The mass media serve as a system for communicating messages and symbols to the general populace. It is their function to amuse, entertain, inform, and to inculcate individuals with the values, beliefs, and codes of behavior that will integrate them into the institutional structures of the larger society. In a world of concentrated wealth and major conflicts of class interest, to fulfil this role requires systematic propaganda.
Edward S. Herman, Noam Chomsky
Warum es praktisch doch nicht so einfach und idealistisch ist, beschreiben Edward S. Herman und Noam Chomsky bereits 1988 in ihrem sehr empfehlenswerten und sehr nachdenklich stimmenden Buch „Manufacturing Consent: The Political Economy of the Mass Media“ (Amazon Affiliate-Link). Die öffentlichen Medien werden in demokratischen Staaten zwar als unabhängige vierte Gewalt (neben Legislative, Exekutive und Judikative) gesehen und geschätzt, unterliegen aber als Wirtschaftsunternehmen anderen und subtileren Zwängen als Staatsmedien in autokratischen Staaten. Im Kern behaupten und belegen Herman und Chomsky, dass diese Zwänge dazu führen, dass die öffentlichen Medien einem Propaganda-Modell folgen, das die Berichterstattung massiv zugunsten der Interessen der herrschenden politischen und wirtschaftlichen Eliten verzerrt.
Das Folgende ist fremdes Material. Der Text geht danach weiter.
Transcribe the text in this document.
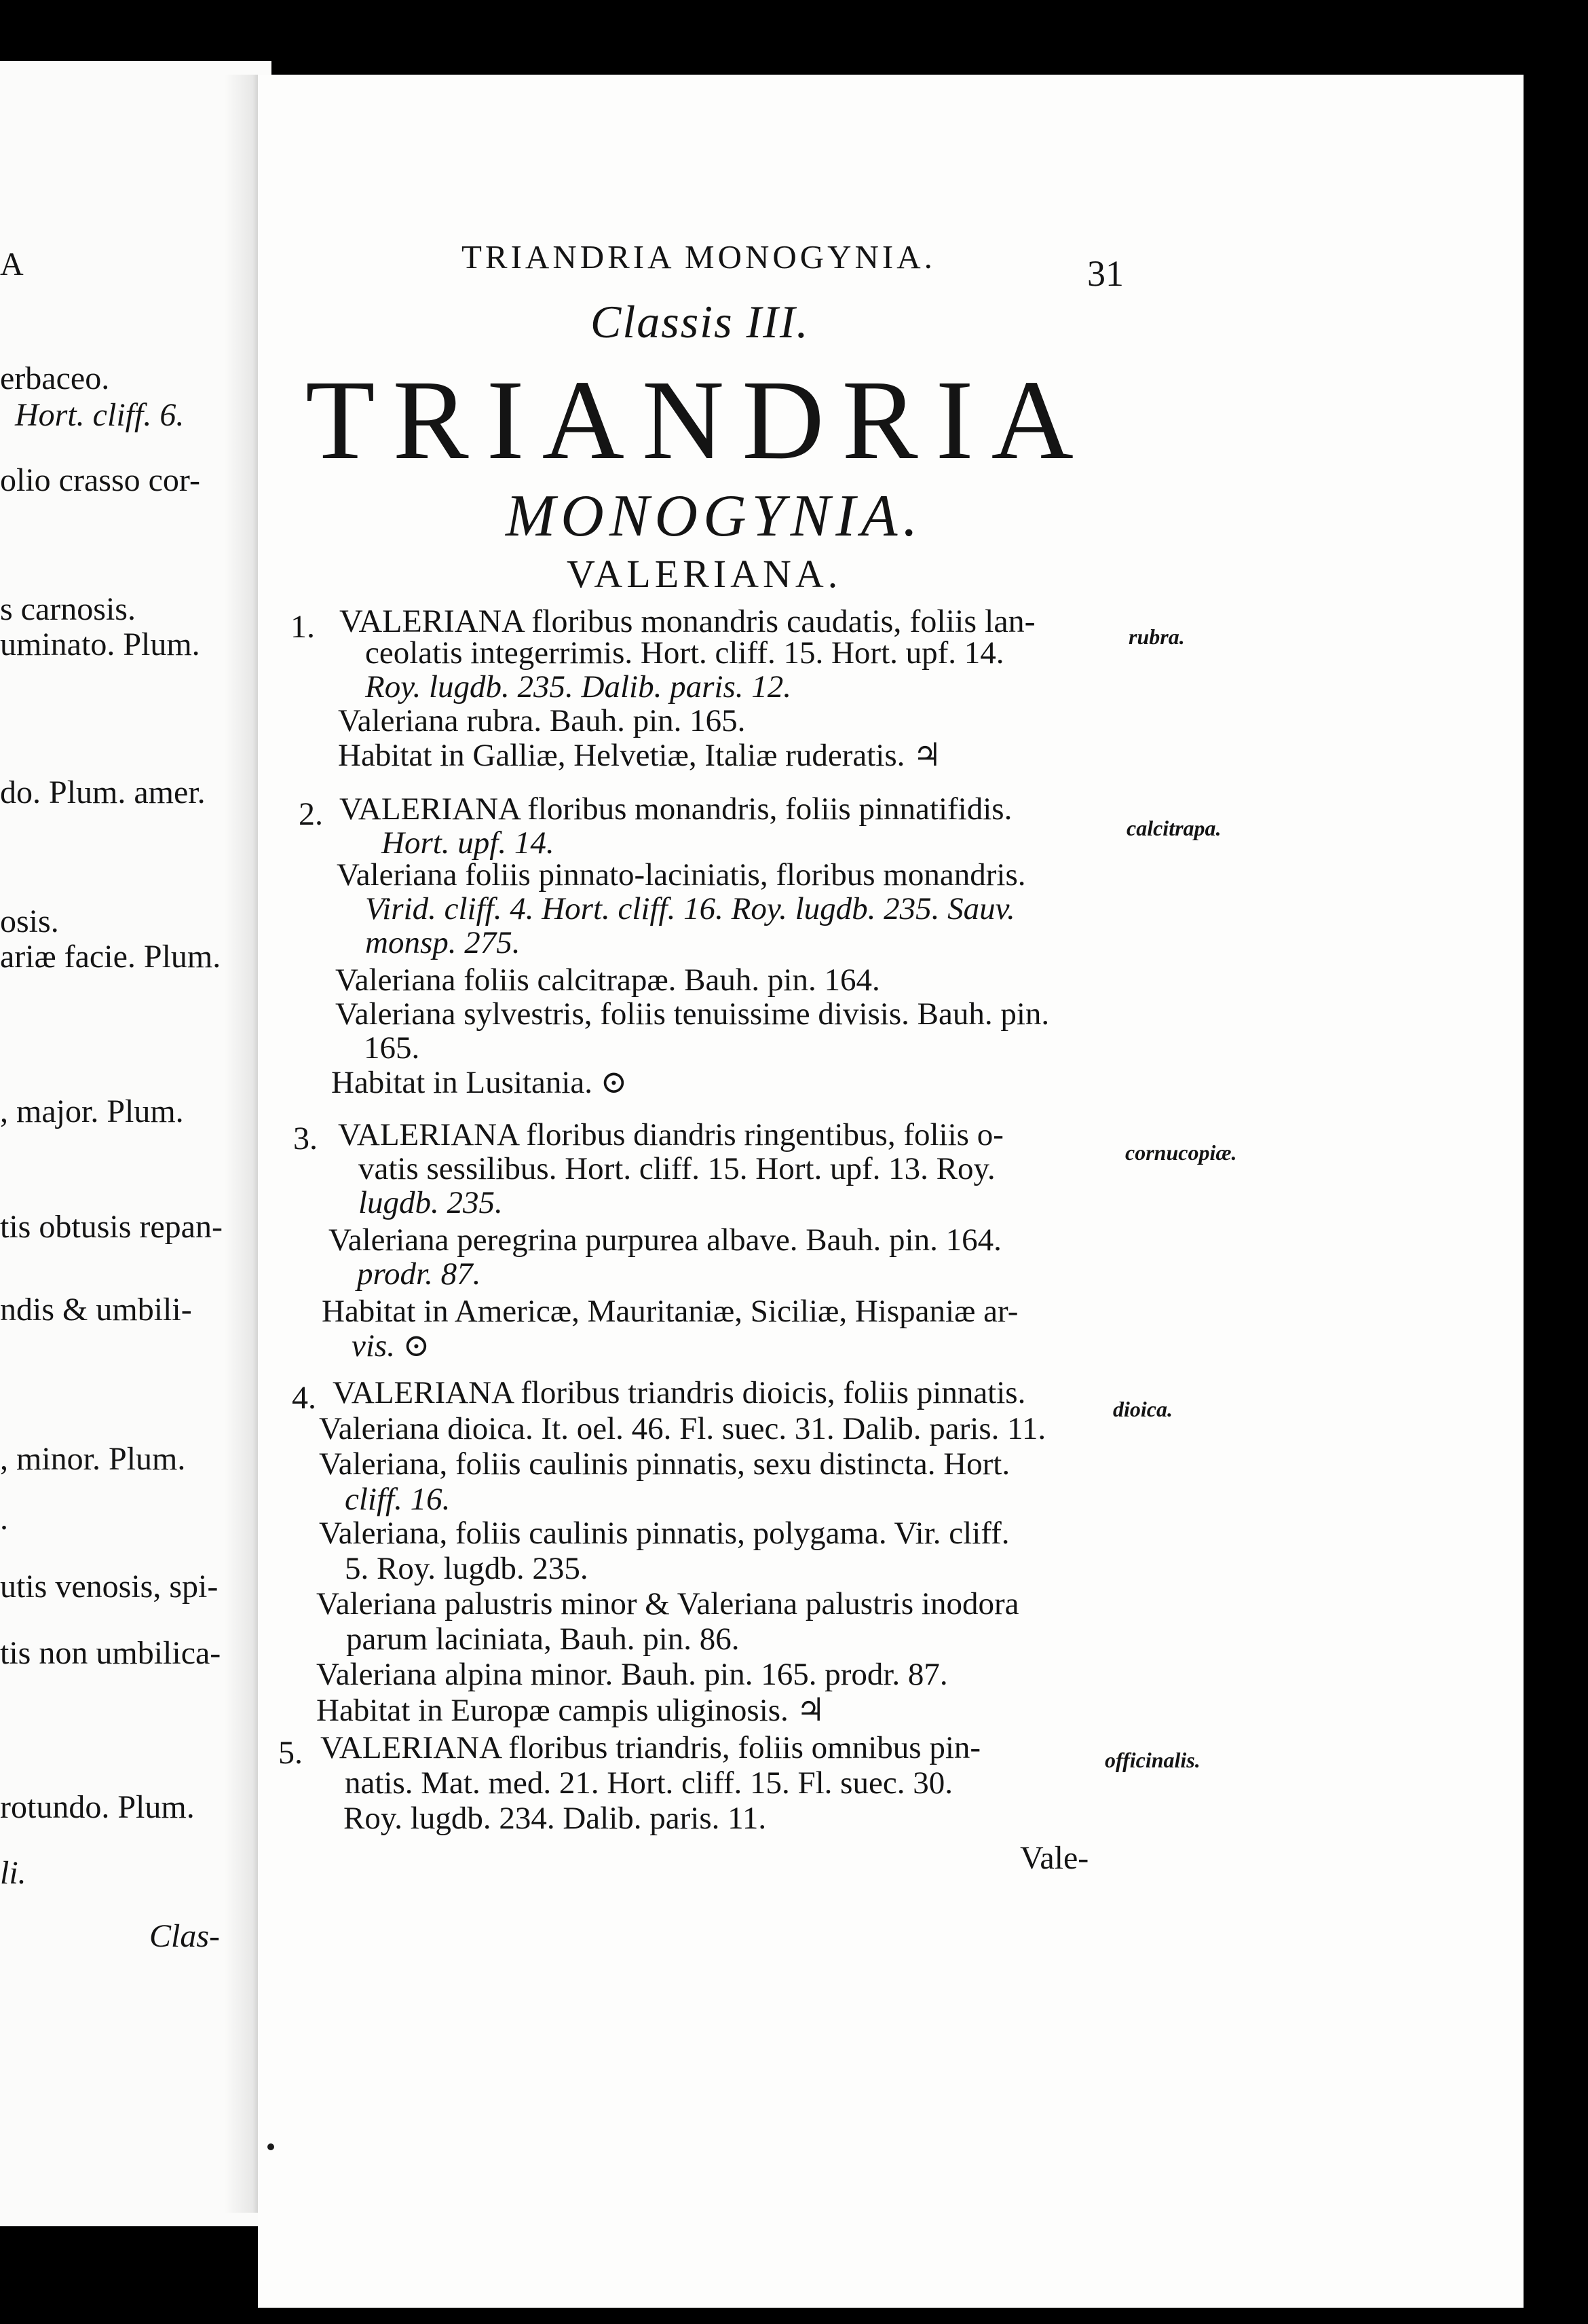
A
erbaceo.
Hort. cliff. 6.
olio crasso cor-
s carnosis.
uminato. Plum.
do. Plum. amer.
osis.
ariæ facie. Plum.
, major. Plum.
tis obtusis repan-
ndis & umbili-
, minor. Plum.
.
utis venosis, spi-
tis non umbilica-
rotundo. Plum.
li.
Clas-
TRIANDRIA MONOGYNIA.	31
Classis III.
TRIANDRIA
MONOGYNIA.
VALERIANA.
1.	rubra.
VALERIANA floribus monandris caudatis, foliis lan-
ceolatis integerrimis. Hort. cliff. 15. Hort. upf. 14.
Roy. lugdb. 235. Dalib. paris. 12.
Valeriana rubra. Bauh. pin. 165.
Habitat in Galliæ, Helvetiæ, Italiæ ruderatis. ♃
2.	calcitrapa.
VALERIANA floribus monandris, foliis pinnatifidis.
Hort. upf. 14.
Valeriana foliis pinnato-laciniatis, floribus monandris.
Virid. cliff. 4. Hort. cliff. 16. Roy. lugdb. 235. Sauv.
monsp. 275.
Valeriana foliis calcitrapæ. Bauh. pin. 164.
Valeriana sylvestris, foliis tenuissime divisis. Bauh. pin.
165.
Habitat in Lusitania. ⊙
3.	cornucopiæ.
VALERIANA floribus diandris ringentibus, foliis o-
vatis sessilibus. Hort. cliff. 15. Hort. upf. 13. Roy.
lugdb. 235.
Valeriana peregrina purpurea albave. Bauh. pin. 164.
prodr. 87.
Habitat in Americæ, Mauritaniæ, Siciliæ, Hispaniæ ar-
vis. ⊙
4.	dioica.
VALERIANA floribus triandris dioicis, foliis pinnatis.
Valeriana dioica. It. oel. 46. Fl. suec. 31. Dalib. paris. 11.
Valeriana, foliis caulinis pinnatis, sexu distincta. Hort.
cliff. 16.
Valeriana, foliis caulinis pinnatis, polygama. Vir. cliff.
5. Roy. lugdb. 235.
Valeriana palustris minor & Valeriana palustris inodora
parum laciniata, Bauh. pin. 86.
Valeriana alpina minor. Bauh. pin. 165. prodr. 87.
Habitat in Europæ campis uliginosis. ♃
5.	officinalis.
VALERIANA floribus triandris, foliis omnibus pin-
natis. Mat. med. 21. Hort. cliff. 15. Fl. suec. 30.
Roy. lugdb. 234. Dalib. paris. 11.
Vale-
Herman und Chomsky definieren ihr Propaganda-Modell in Form von verschiedenen Filtern, durch die Informationen gefiltert werden, bevor sie es als Neuigkeiten in die Medien schaffen. Als Wirtschaftsunternehmen sind die Medien beispielsweise ihren Eigentümern verpflichtet und werden daher einerseits nicht gegen deren Interessen berichten. Andererseits müssen sie Gewinn erwirtschaften durch Verkäufe und zu einem ganz wesentlichen Teil durch Werbung. Wenn auch nicht so schlimm wie in den sozialen Medien, greifen hier doch dieselben Mechanismen, dass die Leser nicht die Kunden, sondern ihre Aufmerksamkeit das Produkt ist. Entsprechend verzerrt sich die Themenauswahl und die Art der Berichterstattung zugunsten der Interessen der Werbekunden.
Ein weiterer sehr wichtiger Filter sind die Quellen der Information. Öffentliche Medien sind auf einen konstanten Fluss von berichtenswerten und als zuverlässig angesehenen Informationen angewiesen. Genau das bieten Pressemitteilungen von Regierung und Wirtschaft in Hülle und Fülle und können dadurch schon an der Quelle die Agenda maßgeblich bestimmen. Etwas subtiler, aber ähnlich gelagert, ist die Rolle von Experten und Denkfabriken. Medien greifen gerne auf die scheinbar unabhängige Expertise zurück und genau deshalb unterstützen Wirtschaft und Politik diese Denkfabriken ganz massiv.
Die Filter des Propaganda-Modells von Herman und Chomsky führen also dazu, dass öffentlichen Medien nicht so unabhängig sind, wie sie scheinen, sondern tendenziell die Interessen der herrschenden politischen und wirtschaftlichen Eliten vertreten. Wenn es dennoch kritische Berichterstattung gibt, geht es in der Regel um widerstreitende Interessen zwischen zwei Gruppen dieser Eliten und nie um die Unterstützung der Interessen von weitestgehend machtlosen nicht-elitären Gruppen gegen die herrschenden Eliten.
Dieser Effekt zeigt sich beispielsweise an der fehlenden oder einseitigen Diskussion um die verheerenden Zustände in Flüchtlingslagern und der Flüchtlingskrise insgesamt (hier ließen sich ganz einfach sehr viele Leben retten, wenn es denn wirklich bedingungslos auf jedes ankäme) oder in Bezug auf die drohende Klimakrise (auch ein generelles Tempolimit auf Deutschlands Autobahnen würde so manches Leben retten). Auch beim Umgang mit der Corona-Pandemie und der Effektivität und Verhältnismäßigkeit der Maßnahmen zur Eindämmung ist dieser Effekt leider zu beobachten.
Genau in Fragen dieser Tragweite braucht eine Demokratie aber viel kritischen Diskurs. Wenn dieser in der öffentlichen Wahrnehmung fehlt, stärkt das nur die Rattenfänger mit ihren Verschwörungstheorien und befeuert den empörten Lagerkampf in sozialen Medien. Auch das ist derzeit leider gut zu beobachten.